Obviously this one didn't get published, I'm not even sure I shopped it out, though an attempt was made in 2005 to revise the story, but by that point I had learned enough to recognize the problems with it and wasn't sure it could be fixed. I'd also shifted to fantasy and urban fantasy.
Twenty years and a baker's dozen of books later, I got an agent. Three years after that I sold Behind the Throne, the first book in the Indranan War trilogy to Orbit. The rest, as they say, is history.
What's the point of this somewhat rambling story? The book was terrible and I love it all the same. It's as much a part of my writing as the books that made it onto the shelves are, it's a part of my growth, part of my craft. Too often we focus on the wins and don't like to think about the failures, but those things we try and then set aside are equally important to a person's writing career. The authors who write and sell their first novels are few and far between (and likely even they will tell you that oh boy is the first novel a far cry from their newest work).

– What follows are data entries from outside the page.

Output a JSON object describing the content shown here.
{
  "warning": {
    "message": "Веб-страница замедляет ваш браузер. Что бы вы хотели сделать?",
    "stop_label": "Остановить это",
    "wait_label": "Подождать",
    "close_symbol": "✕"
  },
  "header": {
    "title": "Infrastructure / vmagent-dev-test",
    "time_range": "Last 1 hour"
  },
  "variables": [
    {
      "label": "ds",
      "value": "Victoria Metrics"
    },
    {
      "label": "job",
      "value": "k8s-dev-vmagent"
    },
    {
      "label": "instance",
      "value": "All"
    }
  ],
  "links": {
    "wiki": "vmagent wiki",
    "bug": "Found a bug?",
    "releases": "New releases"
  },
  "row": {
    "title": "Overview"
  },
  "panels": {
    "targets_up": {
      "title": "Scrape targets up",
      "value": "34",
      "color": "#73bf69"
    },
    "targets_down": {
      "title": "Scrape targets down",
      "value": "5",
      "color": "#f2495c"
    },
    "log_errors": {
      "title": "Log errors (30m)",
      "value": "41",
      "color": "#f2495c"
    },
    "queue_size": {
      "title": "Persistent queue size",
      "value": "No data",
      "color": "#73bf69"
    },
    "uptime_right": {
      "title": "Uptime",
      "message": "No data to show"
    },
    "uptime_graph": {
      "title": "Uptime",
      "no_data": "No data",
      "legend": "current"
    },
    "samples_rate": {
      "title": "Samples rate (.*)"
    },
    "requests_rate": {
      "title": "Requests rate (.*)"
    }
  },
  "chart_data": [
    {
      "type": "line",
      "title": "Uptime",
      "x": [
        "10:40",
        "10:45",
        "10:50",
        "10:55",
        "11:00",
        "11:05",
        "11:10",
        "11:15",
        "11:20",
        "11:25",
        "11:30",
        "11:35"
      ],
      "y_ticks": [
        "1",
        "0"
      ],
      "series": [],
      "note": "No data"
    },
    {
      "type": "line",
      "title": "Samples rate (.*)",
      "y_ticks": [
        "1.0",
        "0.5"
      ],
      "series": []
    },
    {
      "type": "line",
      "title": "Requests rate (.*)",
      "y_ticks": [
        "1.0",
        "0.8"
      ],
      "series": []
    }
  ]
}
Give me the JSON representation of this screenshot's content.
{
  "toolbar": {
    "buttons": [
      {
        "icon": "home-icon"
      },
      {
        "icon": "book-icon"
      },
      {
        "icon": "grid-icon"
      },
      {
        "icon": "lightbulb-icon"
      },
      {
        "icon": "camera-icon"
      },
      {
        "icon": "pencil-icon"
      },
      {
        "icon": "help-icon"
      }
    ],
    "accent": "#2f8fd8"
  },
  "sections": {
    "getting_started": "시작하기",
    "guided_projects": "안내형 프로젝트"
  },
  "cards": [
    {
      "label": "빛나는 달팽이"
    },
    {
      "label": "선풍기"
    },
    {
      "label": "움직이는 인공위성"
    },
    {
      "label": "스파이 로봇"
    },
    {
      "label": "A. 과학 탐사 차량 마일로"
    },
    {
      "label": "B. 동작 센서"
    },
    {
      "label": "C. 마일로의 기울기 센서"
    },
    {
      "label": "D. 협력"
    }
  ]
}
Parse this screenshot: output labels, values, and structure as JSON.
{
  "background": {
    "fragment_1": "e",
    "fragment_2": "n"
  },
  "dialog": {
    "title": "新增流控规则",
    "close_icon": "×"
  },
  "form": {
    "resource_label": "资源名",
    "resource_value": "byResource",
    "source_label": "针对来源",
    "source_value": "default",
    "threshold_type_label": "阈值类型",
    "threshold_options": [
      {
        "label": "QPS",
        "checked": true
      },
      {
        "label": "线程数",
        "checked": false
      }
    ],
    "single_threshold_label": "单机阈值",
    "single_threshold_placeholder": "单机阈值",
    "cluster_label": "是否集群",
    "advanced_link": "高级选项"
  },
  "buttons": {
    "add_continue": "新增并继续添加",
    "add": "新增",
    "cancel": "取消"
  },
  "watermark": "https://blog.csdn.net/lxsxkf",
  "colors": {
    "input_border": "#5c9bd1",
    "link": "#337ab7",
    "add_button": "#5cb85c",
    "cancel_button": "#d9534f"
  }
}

I actually opened the file for this story as I was writing this and it's fascinating to see the beginnings of my voice there on the page, even as I can immediately pick out the mistakes and the inexperience of teenage me. As I work on edits for my tenth published novel - And the Mighty Will Fall (ha, we have a pre-order page but not much else) - and see how far I've come, it fills me with an enormous sense of pride.
Things can be terrible and still hold value. Reminding you of how far you've come and all that you've learned along the way.